Les responsables politiques d’Ennahdha en ont pris récemment conscience. Mieux encore, ils ont intégré, habilement me semble-t-il, la dimension internationale dans leur conception globale de la gouvernance. Ils ont compris, contrairement aux Iraniens en 1979, tout l’intérêt à s’ouvrir sur l’Occident et à avoir des solides partenariats économiques avec nos voisins du nord. Les récents propos du Premier ministre Hamadi Jebali sont, d’ailleurs, l’illustration parfaite de cette ouverture et modération.

Les idéologues d’Ennahdha ont ressenti également la fragilité de ce processus révolutionnaire – ce cheminement vers la démocratie – ainsi que l’hostilité de certains voisins des deux rives de la Méditerranée. Il serait souhaitable de les désigner désormais comme étant les «libéraux musulmans».

Pour finir, il convient donc, à mon sens, d’être vigilant sur la banalisation de l’utilisation non innocente de ces mots : «islamisme» et «islamiste». Le dénigrement de l’islam par certains hommes politiques et beaucoup de journalistes occidentaux, parfois avec des diatribes hallucinantes, en utilisant hypocritement, pour rester dans le politiquement correct, les qualificatifs «islamisme» et «islamiste» et critiquer, ainsi, la fraction radicale des «musulmans» montre la schizophrénie d’une frange de la classe politique occidentale en quête de voix : le discours de Marine Le Pen, le dimanche 15 janvier, en est l’illustration parfaite ; les mots «islamisme» et «islamiste» ont été utilisés pas moins de 20 fois en une heure trente de discours.

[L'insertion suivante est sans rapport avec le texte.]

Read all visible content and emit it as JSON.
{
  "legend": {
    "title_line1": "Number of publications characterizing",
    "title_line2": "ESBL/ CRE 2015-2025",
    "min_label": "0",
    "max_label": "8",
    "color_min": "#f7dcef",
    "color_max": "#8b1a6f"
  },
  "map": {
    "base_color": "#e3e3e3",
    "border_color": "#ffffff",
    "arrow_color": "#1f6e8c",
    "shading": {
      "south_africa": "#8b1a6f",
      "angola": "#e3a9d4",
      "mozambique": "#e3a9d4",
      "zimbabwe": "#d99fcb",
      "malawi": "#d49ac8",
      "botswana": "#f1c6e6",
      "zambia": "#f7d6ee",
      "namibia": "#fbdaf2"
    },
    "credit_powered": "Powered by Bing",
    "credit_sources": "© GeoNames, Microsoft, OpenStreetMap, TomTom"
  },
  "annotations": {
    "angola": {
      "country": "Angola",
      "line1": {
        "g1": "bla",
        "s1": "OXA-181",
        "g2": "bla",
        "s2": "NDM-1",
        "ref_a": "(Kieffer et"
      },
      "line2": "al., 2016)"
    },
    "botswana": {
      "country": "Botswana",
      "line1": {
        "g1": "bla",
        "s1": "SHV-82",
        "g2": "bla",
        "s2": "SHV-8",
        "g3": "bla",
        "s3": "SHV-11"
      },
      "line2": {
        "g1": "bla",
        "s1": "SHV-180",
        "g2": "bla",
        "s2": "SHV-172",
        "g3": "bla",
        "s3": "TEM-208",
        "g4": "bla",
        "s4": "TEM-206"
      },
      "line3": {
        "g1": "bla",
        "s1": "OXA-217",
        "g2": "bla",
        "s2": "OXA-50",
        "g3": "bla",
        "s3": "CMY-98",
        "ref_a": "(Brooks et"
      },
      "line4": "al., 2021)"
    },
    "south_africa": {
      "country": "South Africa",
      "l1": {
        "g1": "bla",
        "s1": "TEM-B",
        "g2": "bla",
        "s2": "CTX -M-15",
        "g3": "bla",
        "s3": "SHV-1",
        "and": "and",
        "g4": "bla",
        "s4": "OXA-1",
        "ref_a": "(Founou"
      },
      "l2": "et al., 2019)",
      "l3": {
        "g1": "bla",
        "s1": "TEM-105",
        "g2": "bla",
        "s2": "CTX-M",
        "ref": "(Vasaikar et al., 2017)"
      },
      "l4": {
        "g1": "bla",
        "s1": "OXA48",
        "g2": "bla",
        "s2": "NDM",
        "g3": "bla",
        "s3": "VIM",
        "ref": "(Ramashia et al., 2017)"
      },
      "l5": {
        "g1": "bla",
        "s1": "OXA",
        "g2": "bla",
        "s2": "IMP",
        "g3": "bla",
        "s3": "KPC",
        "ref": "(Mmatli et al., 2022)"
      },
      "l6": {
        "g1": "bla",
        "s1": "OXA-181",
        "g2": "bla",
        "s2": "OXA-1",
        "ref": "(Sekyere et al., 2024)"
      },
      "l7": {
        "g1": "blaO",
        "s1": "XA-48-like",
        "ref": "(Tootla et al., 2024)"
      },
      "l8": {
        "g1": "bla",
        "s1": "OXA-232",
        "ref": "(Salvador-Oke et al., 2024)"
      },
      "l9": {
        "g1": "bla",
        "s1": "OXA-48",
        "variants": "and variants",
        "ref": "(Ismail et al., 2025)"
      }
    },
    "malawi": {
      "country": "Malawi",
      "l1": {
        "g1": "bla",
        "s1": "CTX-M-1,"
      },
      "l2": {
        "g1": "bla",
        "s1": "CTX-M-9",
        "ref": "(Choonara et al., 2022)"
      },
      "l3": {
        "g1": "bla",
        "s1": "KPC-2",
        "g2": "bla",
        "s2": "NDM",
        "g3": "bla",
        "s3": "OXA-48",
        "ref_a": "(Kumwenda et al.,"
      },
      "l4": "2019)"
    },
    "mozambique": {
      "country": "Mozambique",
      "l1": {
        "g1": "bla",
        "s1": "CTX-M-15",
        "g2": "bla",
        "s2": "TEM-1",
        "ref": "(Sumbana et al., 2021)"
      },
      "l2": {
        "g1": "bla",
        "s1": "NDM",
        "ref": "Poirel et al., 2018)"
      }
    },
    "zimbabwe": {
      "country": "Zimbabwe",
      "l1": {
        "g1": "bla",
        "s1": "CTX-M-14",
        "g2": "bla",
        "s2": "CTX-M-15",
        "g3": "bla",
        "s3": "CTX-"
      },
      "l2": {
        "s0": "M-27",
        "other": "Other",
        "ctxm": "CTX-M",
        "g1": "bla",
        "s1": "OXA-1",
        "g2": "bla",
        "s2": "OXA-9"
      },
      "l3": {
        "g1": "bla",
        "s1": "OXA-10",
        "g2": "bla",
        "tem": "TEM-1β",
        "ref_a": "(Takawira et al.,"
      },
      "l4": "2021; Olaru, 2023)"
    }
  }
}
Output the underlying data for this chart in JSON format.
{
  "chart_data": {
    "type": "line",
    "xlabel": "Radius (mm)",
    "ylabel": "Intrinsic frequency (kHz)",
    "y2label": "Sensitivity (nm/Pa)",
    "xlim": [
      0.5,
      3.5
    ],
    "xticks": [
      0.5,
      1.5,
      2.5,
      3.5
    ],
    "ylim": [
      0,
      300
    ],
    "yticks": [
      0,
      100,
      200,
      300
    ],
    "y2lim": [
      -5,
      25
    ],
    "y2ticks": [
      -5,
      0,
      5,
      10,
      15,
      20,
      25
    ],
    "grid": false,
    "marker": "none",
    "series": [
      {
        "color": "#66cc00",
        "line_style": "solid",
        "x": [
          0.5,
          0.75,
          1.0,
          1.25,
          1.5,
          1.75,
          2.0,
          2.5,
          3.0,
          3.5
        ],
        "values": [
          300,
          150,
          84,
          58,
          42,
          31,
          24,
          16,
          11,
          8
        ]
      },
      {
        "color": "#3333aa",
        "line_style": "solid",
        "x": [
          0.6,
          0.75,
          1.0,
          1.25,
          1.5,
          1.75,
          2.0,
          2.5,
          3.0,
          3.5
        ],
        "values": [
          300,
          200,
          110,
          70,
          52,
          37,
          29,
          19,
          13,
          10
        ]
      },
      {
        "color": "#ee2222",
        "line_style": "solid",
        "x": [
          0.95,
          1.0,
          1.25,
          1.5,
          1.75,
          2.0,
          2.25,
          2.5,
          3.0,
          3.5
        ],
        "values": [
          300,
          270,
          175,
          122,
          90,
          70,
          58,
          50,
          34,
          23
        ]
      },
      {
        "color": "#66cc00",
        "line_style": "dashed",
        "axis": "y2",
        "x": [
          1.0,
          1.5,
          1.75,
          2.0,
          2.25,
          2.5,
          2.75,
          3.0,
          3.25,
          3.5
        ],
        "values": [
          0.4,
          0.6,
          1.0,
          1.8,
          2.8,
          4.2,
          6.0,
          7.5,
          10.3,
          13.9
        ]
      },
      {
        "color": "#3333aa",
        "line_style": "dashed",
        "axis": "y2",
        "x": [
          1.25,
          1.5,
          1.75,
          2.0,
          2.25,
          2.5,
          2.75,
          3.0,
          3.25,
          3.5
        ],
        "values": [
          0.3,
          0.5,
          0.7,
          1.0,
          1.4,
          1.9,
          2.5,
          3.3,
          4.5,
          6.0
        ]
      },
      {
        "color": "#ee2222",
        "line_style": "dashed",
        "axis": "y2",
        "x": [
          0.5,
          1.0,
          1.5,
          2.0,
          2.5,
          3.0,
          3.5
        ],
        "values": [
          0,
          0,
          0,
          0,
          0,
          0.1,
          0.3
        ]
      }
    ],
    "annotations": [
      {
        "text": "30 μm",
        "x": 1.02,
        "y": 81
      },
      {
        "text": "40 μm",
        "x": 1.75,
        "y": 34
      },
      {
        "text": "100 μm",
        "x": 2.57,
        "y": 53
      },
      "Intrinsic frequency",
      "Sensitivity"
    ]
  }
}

D’ailleurs, le directeur de l’Iris, Pascal Boniface a montré dans son dernier ouvrage ‘‘Les intellectuels faussaires’’ comment les «super stars médiatiques» (des sionistes notoires) de la politique internationale française profèrent, délibérément, jour après jour, des mensonges avérés et répétés contre l’Islam – un livre, tenez-vous bien, dont quatorze maisons d’édition ont refusé la publication ! Il a fallu le courage de Jean-Claude Gawsewitch qui l’a sorti dans sa collection «Coup de gueule» –. L’islam étant le mal, le nouveau «galeux d’où viendrait tout le mal» du monde moderne.

* Professeur de sciences économiques et sociales.